Home > Back-end >  Matplotlib scatterplot, color as function of element in array
Matplotlib scatterplot, color as function of element in array

Time:11-04

I'm trying to plot data with different colors depending on their classification. The data is in an nx3 array, with the first column the x position, the second column the y position, and the third column an integer defining their categorical value. I can do this by running a for loop over the entire array and plotting each point individually, but I have found that doing so massively slows down everything.

So, this works.

data = np.loadtxt('data.csv', delimiter = ",")
colors = ['r', 'g', 'b']

fig = plt.figure():
for i in data:
plt.scatter(i[0], i[1], color = colors[int(i[2] % 3]))
plt.show()

This does not work, but I want it to, as something along this line would avoid using a for loop.

data = np.loadtxt('data.csv', delimiter = ",")
colors = ['r', 'g', 'b']

fig = plt.figure():
plt.scatter(data[:,0], data[:,1], color = colors[int(data[:,2]) % 3])
plt.show()

CodePudding user response:

Without seeing your array it's hard to know exactly what your data look like (my answer doesn't have a %3, but that's easy enough to insert depending on what data[:,2] looks like). This has a for loop, but only loops 3 times so will be fast.

for ind,col in enumerate(colors):
    plt.scatter(data[:,0][data[:,2]==ind], data[:,1][data[:,2]==ind], c = col)
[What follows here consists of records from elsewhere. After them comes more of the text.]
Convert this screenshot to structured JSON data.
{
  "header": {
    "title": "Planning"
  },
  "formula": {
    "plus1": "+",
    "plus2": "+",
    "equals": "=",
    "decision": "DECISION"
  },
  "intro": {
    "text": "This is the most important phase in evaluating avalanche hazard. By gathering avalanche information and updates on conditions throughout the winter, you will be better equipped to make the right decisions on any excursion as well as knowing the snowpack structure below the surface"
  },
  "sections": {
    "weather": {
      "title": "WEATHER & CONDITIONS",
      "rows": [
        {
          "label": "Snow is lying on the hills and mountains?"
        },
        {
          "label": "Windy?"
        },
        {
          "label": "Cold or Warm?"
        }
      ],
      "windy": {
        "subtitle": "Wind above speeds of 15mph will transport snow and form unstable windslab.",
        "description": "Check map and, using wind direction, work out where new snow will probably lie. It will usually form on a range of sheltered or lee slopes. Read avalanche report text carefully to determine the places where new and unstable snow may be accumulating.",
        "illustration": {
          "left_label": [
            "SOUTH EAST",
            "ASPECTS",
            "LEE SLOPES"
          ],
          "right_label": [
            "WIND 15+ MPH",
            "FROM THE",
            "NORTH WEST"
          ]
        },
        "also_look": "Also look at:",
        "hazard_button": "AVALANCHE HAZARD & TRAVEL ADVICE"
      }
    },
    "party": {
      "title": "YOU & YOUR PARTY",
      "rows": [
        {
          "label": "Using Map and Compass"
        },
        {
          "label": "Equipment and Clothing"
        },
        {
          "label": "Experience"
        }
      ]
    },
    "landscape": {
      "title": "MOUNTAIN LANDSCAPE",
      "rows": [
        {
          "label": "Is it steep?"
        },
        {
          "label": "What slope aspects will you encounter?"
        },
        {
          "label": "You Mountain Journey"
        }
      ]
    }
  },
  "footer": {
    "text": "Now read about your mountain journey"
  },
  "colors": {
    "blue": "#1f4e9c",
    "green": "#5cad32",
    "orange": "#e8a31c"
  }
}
CodePudding user response:

Your code doesn't work because your x and y values are arrays from the data while color is not. So, you have to define it as an array. Just a look at the matplotlib page: https://matplotlib.org/stable/gallery/shapes_and_collections/scatter.html They have this example there:

import numpy as np
import matplotlib.pyplot as plt

# Fixing random state for reproducibility
np.random.seed(19680801)

N = 50
x = np.random.rand(N)
y = np.random.rand(N)
colors = np.random.rand(N)
area = (30 * np.random.rand(N))**2  # 0 to 15 point radii

plt.scatter(x, y, s=area, c=colors, alpha=0.5)
plt.show()

Here, you have the same x and y. Probably, you won't need s. Color is an array. You can do something as follows:

colors = ['r', 'g', 'b']
colors_list = [colors[int(i) % 3] for i in data[:,2]]
plt.scatter(data[:,0], data[:,1], c = colors_list)
  • Related